Rudolf Wolff yesterday refused to give any further details of the suspensions, which followed the spectacular losses forced on Sumitomo by its rogue copper trader Yasui Hamanaka.

A Wolff spokesman said: "Naturally we are co-operating, as are all brokers who have had any dealings with Sumitomo, with the appropriate regulatory authorities.

"We have 130 years of tradition behind us and Rudolf Wolff would never tolerate any behaviour which is not impeccable."

The problem, if there was one, was isolated to the Tokyo office where Japanese business accounted for less than 4 per cent of all Wolff's world- wide revenue, the spokesman added.

A London trader said yesterday: "I think this sort of news scuppers claims that Hamanaka acted alone in his unauthorised dealings. This is something not just confined to our Japanese friend."

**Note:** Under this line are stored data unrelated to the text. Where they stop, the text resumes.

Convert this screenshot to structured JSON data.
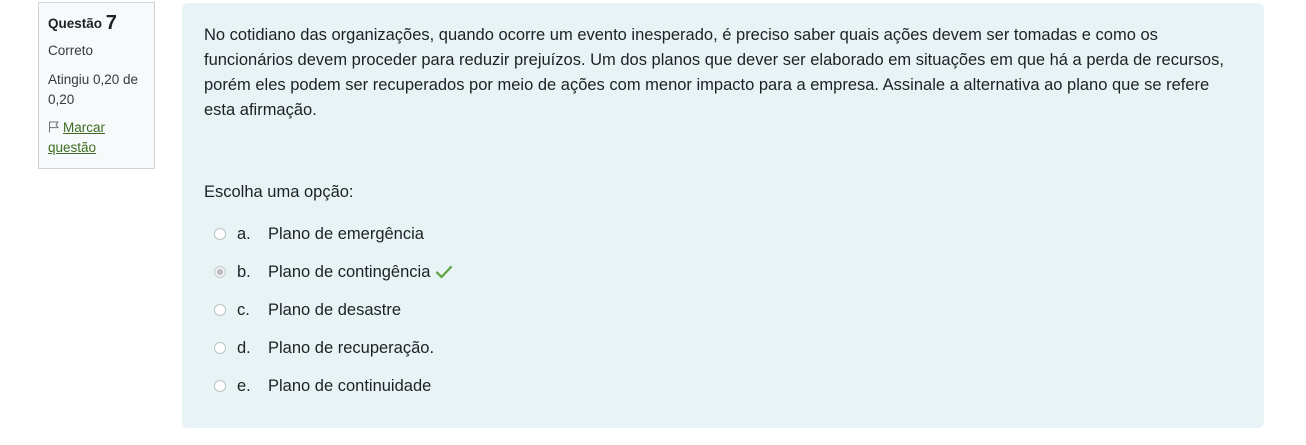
{
  "info": {
    "question_label": "Questão",
    "question_number": "7",
    "state": "Correto",
    "grade": "Atingiu 0,20 de 0,20",
    "flag_label": "Marcar questão"
  },
  "question": {
    "text": "No cotidiano das organizações, quando ocorre um evento inesperado, é preciso saber quais ações devem ser tomadas e como os funcionários devem proceder para reduzir prejuízos. Um dos planos que dever ser elaborado em situações em que há a perda de recursos, porém eles podem ser recuperados por meio de ações com menor impacto para a empresa. Assinale a alternativa ao plano que se refere esta afirmação.",
    "prompt": "Escolha uma opção:",
    "answers": [
      {
        "letter": "a.",
        "label": "Plano de emergência"
      },
      {
        "letter": "b.",
        "label": "Plano de contingência"
      },
      {
        "letter": "c.",
        "label": "Plano de desastre"
      },
      {
        "letter": "d.",
        "label": "Plano de recuperação."
      },
      {
        "letter": "e.",
        "label": "Plano de continuidade"
      }
    ],
    "selected_index": 1
  },
  "colors": {
    "content_bg": "#e7f3f5",
    "info_bg": "#f8f9fa",
    "link": "#3b6e22",
    "correct": "#5ea33e"
  },
  "icons": {
    "flag": "flag-icon",
    "correct": "check-icon"
  }
}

Another source said: "I would be surprised if this is the only set of suspensions and interventions by big firms that we are likely to see. Hamanaka was working with too many people for this to be a isolated case."

The suspensions followed news of expanding inquiries into the Sumitomo scandal in the United States, amid growing concern that the company might know more than it was telling UK and US investigators.

One report in New York suggested the US market regulator, the Commodities Futures Trading Commission, was ready to issue a formal complaint against Sumitomo if the company continues to block its investigations.

Regulators and fraud investigators want to know how far Hamanaka might have acted alone or whether there may have been a price-rigging cartel.

On Monday, the FBI entered the world-wide inquiry by demanding telexes, faxes and other documents linked to Sumitomo and Hamanaka from David Threlkeld, the Vermont-based metals trader who first tried to blow the whistle on the Japanese dealer in 1991.

Mr Threlkeld said the FBI request was probably linked to a grand jury probe by Manhattan's US Attorney's Office into Sumitomo. A trader, Global Minerals and Metals Corporation, has already been subpoenaed to give evidence.

Last month, Vincent Zuccarelli, a former Commodity Exchange (Comex) independent trader, filed a class action complaint against Sumitomo and Hamanaka, and also against two US traders, Global and Birch Brokerage. The complaint alleged they manipulated Comex and LME copper markets to levels higher than they would otherwise have been.

Fears that the scandal may spread to include other firms in Japan, the US and the UK, helped to depress copper prices yesterday, which fell below the threshold of $1,900 before consumer bargain-hunting kicked in to lift it back above that level.